Speculators are increasingly betting on tokens linked to the next Ethereum network upgrade, which is known as Shanghai, Bloomberg reports.
The much-anticipated upgrade is expected to take place in March. It will make it possible for Ether holders to withdraw their staked coins.
Prices of coins have jumped across the board in recent weeks just months after the infamous FTX implosion that made experts revisit their gloomiest forecasts for the nascent crypto industry.
Among the biggest gainers are cryptocurrencies to so-called liquid staking apps, which provide Ether holders a way of earning yield without having to sell their tokens. These include the coins of Lido and Rocket Pool to take off.
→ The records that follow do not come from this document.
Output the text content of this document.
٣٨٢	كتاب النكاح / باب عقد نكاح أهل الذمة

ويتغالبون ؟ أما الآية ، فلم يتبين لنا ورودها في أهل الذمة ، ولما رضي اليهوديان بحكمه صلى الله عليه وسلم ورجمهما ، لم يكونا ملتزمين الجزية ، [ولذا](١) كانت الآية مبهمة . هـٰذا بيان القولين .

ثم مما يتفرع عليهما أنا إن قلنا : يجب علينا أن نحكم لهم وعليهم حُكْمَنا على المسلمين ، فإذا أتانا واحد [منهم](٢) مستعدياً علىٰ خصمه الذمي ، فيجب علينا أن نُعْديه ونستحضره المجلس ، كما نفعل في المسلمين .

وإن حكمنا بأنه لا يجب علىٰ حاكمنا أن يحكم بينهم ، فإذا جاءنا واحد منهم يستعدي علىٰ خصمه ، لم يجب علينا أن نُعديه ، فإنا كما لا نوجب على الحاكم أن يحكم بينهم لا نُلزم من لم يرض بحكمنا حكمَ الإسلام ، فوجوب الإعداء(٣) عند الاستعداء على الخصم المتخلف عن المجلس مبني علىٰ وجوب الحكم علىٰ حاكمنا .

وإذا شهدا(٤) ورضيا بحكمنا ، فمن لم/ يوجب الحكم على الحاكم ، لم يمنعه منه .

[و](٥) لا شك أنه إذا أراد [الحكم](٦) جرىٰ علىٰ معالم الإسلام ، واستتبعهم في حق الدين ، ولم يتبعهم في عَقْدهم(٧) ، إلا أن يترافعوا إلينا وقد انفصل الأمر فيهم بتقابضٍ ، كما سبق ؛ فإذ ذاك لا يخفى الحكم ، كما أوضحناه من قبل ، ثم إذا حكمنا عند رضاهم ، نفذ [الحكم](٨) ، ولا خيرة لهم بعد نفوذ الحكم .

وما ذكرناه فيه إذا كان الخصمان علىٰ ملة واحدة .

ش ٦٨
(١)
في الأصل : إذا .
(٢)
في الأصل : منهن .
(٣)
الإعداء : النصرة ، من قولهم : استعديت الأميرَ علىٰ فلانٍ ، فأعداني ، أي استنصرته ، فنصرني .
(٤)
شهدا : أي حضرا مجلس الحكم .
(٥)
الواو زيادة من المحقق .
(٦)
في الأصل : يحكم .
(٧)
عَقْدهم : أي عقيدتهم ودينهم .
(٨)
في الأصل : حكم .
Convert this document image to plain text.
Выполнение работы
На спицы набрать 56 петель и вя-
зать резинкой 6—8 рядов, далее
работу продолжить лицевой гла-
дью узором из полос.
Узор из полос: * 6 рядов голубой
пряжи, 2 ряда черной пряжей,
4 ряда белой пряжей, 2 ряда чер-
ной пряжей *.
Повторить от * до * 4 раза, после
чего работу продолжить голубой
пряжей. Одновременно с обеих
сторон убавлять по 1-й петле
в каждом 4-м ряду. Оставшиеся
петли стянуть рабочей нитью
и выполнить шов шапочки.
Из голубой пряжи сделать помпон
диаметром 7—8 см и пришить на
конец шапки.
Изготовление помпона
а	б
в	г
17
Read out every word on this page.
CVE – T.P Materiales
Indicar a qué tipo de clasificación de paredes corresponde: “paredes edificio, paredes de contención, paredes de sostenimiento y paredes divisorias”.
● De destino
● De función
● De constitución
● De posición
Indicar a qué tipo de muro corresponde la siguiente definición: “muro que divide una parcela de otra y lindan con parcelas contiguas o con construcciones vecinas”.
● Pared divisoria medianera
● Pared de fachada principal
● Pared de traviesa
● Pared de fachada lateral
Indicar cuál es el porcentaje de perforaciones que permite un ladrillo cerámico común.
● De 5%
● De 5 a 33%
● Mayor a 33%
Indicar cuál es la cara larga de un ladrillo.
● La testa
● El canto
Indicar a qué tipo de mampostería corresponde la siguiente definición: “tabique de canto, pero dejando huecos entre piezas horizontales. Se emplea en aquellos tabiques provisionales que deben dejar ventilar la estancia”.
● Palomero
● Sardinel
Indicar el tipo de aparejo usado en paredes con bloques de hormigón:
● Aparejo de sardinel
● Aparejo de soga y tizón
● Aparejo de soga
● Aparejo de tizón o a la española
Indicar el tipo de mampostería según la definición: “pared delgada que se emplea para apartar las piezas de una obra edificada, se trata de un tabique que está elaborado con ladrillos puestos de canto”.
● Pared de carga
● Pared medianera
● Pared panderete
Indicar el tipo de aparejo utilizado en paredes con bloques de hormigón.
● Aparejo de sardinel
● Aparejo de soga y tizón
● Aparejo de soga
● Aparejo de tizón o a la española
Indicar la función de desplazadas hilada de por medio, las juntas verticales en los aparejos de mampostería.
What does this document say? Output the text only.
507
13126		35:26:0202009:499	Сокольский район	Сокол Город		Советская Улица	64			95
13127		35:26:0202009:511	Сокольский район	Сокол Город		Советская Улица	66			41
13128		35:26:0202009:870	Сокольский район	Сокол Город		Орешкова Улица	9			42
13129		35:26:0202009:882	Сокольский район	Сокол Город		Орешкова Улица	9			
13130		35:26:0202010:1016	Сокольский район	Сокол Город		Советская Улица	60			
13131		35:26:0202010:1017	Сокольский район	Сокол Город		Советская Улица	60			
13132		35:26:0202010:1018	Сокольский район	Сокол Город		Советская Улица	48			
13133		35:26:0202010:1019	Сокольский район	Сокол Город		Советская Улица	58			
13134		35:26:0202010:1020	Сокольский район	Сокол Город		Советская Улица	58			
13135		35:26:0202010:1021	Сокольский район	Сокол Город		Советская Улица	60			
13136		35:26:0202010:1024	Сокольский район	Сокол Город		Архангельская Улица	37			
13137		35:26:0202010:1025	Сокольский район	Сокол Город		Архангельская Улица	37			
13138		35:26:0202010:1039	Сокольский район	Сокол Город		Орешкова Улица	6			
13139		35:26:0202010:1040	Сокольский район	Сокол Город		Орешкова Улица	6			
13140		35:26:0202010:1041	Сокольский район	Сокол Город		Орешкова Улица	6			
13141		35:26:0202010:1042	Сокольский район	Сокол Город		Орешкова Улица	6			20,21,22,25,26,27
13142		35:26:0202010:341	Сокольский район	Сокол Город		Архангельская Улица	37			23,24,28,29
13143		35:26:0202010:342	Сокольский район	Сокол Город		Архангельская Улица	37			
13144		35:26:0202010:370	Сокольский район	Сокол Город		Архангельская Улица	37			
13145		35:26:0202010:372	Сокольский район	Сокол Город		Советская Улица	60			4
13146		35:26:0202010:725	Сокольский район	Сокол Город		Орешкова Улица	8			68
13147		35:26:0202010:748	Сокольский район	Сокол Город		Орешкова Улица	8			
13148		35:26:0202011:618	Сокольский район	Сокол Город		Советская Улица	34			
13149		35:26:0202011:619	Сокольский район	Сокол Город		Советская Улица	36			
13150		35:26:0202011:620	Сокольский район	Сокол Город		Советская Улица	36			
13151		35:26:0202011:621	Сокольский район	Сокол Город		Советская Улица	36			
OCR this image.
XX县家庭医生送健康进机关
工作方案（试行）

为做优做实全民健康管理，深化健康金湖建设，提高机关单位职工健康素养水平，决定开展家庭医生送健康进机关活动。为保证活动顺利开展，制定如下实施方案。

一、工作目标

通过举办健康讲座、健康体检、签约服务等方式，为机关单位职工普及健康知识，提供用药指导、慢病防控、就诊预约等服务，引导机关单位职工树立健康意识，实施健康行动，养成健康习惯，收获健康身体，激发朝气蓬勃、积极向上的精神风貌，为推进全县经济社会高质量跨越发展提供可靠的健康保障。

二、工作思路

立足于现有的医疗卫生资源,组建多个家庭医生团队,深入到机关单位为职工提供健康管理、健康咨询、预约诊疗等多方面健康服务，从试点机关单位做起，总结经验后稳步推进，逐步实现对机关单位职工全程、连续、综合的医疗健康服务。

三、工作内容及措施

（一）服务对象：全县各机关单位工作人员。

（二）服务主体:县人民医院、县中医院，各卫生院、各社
The recent is similar to the one that took place ahead of the much-anticipated software upgrade known as the Merge in September, which made it possible for the second-largest blockchain to switch to a new consensus algorithm called proof-of-stake.
Henry Elder, the head of decentralized finance at Wave Financial, told Bloomberg that people are anticipating an uptick in adoption following Shanghai.
The LDO token, which serves as the governance token of the Lido app, has seen a triple-digit increase since early November when the entire cryptocurrency market experienced a massive crash due to the collapse of the FTX exchange. Lido has now become the number one decentralized-finance application, with more than $8 billion being locked in the protocol.
Roughly a fifth of Ether tokens in circulation will be staked by the end of 2023 once withdrawals get enabled.
After Shanghai, withdrawing staked Ether from the Ethereum network may still take a long period of time. While the liquidity of the tokens is likely to improve, there is a risk that they will get stuck.
There is also a risk that speculators who ran up the prices of the governance tokens for liquid-staking apps will sell just on the verge of the implementation of Shanghai.